I disagree. The design intention of public keys is not that they should be published along with a mapping to the user's identity, without the user's consent. It's that they may be published, or eavesdropped, without breaking the cryptography itself. See here[0] for the privacy-violating consequences of publishing public keys and identities wholesale.

[0] https://news.ycombinator.com/item?id=10004678

That's not a failure of public key cryptography, that's a failure of the SSH protocol.

As you say, public keys were designed to solve a key distribution problem. Inherent to that problem is the idea that a public key could become, well, public. They solve that problem very well, and there is no intrinsic reason why you shouldn't just publish them because they were intended to be defensible against that very eventuality.

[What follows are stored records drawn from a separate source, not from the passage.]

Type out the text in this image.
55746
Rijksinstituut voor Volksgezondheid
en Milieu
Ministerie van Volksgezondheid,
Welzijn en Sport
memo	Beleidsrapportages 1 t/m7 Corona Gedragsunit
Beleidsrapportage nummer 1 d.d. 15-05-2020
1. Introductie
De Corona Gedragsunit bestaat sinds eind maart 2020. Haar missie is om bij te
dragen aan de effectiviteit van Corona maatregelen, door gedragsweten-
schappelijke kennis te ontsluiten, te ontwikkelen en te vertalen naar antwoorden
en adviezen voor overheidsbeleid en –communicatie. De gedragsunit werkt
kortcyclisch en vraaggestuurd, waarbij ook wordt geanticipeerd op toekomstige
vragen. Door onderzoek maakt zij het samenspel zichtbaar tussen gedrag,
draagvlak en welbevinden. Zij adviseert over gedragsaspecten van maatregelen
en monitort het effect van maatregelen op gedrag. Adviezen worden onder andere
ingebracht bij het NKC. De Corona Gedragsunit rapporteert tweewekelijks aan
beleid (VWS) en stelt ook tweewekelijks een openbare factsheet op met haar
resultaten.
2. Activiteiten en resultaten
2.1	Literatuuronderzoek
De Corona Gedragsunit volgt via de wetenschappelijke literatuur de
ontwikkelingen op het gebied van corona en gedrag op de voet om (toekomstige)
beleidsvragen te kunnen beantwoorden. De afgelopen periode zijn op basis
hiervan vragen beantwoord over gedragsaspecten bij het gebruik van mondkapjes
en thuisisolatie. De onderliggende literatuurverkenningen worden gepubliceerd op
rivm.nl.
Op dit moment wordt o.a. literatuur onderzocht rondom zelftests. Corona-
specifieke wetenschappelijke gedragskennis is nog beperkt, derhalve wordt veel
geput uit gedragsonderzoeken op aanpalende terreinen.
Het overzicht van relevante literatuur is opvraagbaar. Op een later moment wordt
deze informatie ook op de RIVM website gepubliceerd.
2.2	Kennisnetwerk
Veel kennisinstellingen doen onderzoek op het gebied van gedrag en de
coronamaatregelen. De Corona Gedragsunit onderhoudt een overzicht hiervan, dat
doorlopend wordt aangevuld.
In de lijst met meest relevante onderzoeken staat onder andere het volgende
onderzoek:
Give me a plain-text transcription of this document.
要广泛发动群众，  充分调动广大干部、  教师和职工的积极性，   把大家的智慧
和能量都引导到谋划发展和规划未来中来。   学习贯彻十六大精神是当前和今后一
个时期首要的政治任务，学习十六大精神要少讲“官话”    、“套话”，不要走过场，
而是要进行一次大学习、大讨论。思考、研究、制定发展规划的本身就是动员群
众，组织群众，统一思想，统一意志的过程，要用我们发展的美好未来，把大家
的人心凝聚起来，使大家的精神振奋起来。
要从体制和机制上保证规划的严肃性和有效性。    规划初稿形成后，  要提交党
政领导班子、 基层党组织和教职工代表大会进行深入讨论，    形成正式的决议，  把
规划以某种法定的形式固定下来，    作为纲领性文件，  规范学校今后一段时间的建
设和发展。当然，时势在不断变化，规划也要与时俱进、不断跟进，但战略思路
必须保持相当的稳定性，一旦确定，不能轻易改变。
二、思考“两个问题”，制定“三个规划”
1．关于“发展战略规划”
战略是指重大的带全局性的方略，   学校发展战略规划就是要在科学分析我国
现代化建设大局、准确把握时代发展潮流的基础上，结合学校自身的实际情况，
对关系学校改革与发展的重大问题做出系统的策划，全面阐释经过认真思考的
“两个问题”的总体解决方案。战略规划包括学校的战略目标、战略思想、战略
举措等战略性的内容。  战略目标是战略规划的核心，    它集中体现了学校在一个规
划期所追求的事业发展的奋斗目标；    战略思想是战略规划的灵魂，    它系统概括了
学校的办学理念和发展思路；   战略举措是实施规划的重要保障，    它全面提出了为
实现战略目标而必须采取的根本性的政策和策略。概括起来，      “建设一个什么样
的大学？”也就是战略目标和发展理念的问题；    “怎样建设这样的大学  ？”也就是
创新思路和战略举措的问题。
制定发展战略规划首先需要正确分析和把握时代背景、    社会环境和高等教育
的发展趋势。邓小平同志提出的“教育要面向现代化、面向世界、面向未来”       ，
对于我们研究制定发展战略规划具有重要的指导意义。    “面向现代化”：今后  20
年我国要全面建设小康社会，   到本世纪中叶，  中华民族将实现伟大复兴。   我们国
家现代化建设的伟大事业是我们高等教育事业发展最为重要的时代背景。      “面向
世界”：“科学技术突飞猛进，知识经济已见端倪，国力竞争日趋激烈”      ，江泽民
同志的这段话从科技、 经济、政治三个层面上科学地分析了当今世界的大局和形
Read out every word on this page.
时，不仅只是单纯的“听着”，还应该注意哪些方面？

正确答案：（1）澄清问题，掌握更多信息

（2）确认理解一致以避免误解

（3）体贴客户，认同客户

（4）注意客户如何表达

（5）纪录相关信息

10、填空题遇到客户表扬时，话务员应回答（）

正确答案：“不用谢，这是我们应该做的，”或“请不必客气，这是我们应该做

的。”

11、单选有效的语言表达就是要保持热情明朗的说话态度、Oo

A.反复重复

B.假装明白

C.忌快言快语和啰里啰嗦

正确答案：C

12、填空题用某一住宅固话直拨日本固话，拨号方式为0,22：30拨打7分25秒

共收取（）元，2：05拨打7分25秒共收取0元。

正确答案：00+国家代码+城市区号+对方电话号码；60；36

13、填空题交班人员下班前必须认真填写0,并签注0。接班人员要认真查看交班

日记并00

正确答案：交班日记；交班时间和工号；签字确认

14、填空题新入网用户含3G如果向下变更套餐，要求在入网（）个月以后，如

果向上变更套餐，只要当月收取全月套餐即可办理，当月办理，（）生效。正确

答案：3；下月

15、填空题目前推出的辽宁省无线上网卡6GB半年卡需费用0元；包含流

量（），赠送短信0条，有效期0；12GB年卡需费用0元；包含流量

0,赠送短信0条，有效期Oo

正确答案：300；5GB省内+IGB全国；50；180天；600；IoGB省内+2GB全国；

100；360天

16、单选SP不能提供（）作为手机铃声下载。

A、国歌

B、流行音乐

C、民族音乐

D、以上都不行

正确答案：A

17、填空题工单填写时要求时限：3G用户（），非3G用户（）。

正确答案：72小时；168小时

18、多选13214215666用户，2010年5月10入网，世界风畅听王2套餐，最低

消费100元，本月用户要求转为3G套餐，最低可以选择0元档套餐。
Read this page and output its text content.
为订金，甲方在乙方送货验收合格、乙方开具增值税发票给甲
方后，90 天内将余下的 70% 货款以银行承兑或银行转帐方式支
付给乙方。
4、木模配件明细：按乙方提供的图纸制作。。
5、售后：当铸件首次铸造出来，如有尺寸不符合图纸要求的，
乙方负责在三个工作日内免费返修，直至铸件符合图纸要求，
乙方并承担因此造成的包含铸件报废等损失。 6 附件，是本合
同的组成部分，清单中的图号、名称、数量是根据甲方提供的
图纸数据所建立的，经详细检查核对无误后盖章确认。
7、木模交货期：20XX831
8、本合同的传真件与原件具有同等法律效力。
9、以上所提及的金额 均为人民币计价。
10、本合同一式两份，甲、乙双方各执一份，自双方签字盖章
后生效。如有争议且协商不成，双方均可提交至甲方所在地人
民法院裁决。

Practically speaking I disagree that GitHub has done anything wrong here - changing habits to diminish the publish-ability of public keys because the SSH protocol exhibits suboptimal behavior encourages further lazy security for the SSH protocol.

We shouldn't tap dance around an SSH-specific problem by claiming that public keys need to be kept secret. That's absurd, we already have private keys. Moreover, it is detrimental to other protocols that rely on publicly verifiable signatures and nonrepudiation to adopt this sort of perspective.

> That's not a failure of public key cryptography, that's a failure of the SSH protocol.

But Github is using public key cryptography as implemented in SSH - if that has a failure, Github should take some blame for not working around it, especially when they are going out of their way to expose data that has little benefit IMO.

Anyway, SSH is orthogonal to one of my points, which, phrased another way, is that publishing the link between two identities (the key itself, and the key-owner's Github profile) without consent or need is unethical because it violates the privacy of the owner. I believe there is precedent in the PGP world (e.g., "I believe it's poor etiquette to upload someone else's key to a keyserver as you deny them that choice."[0])

I sort of get the "detrimental to other protocols" and "lazy security for the SSH protocol" points, but when you talk about publishing public keys, do you acknowledge a difference between "key XYZ is in use on Github" and "key XYZ identifies user ABC on Github"? I'm saying the latter is unwise and unkind, and it would be even if the SSH protocol didn't have this particular failure.